The short answer for subwoofer measurements is, it doesn’t matter.
If you’re doing full-range measurements (your main-channel speakers), the short answer is, you only point the mic towards the ceiling if you’re using a 90-degree incident (vertical) calibration file.
Horizontal orientation with the mic on-axis to the sound source (0-degrees incident) has been the traditional method for full-range,
free-field measurement, where the room was an open space relatively free of reflections. However, that’s mainly because most stand-alone RTAs (which until several years ago was about the only thing available) came with mics that were calibrated for on-axis measurements.
Some RTA manufacturers offered the option of 90-degree orientation for
random incident measurements (aka diffuse field), where the sound arrives from all directions more or less simultaneously, with equal probability and level. In other words, an exceedingly reverberant environment. Random-incident measurements required a different capsule for the measurement mic (which the manufacturer made available), for reason of the specific calibration as well as a housing better suited for 90-degree orientation.
That just refers to the mic’s position during its calibration, however. Everything I’ve seen for actual “in the field” measurements says the standard protocol for horizontal (on-axis) measuring is 20 degrees, and 70 degrees for vertical (i.e., angled slightly forwards towards the sound source). This may have something to do with compensating for interference from the mic’s housing with the sound waves, I forget exactly why.
The ready availability these days of mics with 90-degree calibration certainly opens up more measurement options. Others have their opinions, and maybe they’ll weigh in, but mine is that you will generally get the best results with on-axis measurements. It should be a no brainer to figure out that the home theater environment, while certainly not totally free of reflections and reverberation, more closely resembles a free-field environment than a random-incident environment.
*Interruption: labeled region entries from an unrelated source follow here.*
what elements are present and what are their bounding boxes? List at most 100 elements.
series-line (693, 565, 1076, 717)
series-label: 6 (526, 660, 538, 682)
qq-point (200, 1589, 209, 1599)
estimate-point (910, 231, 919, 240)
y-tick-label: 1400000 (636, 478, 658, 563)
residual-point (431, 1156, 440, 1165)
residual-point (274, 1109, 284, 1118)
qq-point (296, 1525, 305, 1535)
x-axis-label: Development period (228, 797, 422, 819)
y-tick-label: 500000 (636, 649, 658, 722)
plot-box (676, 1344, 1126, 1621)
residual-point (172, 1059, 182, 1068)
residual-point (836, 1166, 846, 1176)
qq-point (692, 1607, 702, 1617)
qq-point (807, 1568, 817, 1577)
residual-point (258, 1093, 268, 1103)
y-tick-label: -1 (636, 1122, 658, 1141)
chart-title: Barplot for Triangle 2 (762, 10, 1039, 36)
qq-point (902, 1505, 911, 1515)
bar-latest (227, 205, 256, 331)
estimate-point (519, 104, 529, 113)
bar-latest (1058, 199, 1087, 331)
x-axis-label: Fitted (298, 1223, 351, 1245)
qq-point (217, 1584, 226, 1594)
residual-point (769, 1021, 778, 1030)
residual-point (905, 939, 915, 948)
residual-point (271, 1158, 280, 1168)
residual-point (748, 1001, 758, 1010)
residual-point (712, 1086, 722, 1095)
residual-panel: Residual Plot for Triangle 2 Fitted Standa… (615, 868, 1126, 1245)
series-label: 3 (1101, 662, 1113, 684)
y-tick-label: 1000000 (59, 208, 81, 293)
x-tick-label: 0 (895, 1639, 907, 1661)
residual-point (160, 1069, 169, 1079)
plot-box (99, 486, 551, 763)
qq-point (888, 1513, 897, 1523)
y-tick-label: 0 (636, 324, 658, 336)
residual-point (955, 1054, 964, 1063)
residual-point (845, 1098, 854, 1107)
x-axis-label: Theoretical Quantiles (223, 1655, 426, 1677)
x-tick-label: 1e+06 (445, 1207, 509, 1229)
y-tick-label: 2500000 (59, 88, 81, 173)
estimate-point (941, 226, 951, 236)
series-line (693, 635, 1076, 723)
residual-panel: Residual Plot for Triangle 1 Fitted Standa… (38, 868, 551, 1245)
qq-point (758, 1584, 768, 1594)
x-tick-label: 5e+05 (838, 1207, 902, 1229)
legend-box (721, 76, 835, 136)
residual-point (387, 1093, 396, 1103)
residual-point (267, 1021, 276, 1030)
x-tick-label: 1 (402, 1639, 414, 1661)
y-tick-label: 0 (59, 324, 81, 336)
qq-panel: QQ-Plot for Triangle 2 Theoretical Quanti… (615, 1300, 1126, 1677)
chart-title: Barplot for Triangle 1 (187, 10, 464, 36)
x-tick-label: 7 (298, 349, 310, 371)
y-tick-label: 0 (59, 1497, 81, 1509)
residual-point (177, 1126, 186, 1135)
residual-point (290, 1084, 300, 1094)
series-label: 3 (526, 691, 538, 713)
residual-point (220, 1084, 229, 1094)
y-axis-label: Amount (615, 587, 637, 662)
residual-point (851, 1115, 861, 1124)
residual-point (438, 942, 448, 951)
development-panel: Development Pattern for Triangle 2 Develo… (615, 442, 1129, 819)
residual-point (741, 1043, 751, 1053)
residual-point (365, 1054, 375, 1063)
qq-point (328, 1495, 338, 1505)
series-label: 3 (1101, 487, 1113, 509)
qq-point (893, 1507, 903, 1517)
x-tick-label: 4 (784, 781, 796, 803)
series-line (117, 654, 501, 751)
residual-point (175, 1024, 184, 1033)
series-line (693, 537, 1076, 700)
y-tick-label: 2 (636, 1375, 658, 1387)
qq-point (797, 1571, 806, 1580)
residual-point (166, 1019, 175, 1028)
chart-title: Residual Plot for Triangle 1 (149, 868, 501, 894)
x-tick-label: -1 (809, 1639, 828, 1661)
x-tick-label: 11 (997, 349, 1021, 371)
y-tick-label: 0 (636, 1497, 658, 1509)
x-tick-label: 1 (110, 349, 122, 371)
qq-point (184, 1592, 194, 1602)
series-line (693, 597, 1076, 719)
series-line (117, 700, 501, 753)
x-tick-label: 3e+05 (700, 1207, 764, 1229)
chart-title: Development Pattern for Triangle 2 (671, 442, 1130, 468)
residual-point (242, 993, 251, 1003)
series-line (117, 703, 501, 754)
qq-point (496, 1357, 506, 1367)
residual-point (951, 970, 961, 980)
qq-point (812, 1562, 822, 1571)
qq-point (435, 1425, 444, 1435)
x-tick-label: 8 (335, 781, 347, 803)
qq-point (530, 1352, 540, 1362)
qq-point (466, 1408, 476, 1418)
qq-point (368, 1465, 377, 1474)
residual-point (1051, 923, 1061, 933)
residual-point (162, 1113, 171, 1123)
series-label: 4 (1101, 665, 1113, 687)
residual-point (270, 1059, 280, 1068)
Vertical orientation may add more upper-frequency information from ceiling reflections than you’d get with on-axis, and as such will probably influence what the RTA displays. How much so will depend on your particular room – how “live” it is, the height of the ceiling in relation to the distance between the sound source (speaker) and measurement mic (i.e. inside or outside the “first reflection” zone), etc. Even though the ECM8000 is omnidirectional, its capsule is rather large for a measurement mic. As a result, its off-axis response (compared to on-axis) starts skewing as low as 2 kHz. So differences >2 kHz are what you might see with horizontal vs. vertical readings. (Smaller-capsule omni mics typically retain uniform 0 vs. 90-degree response at least an octave higher.)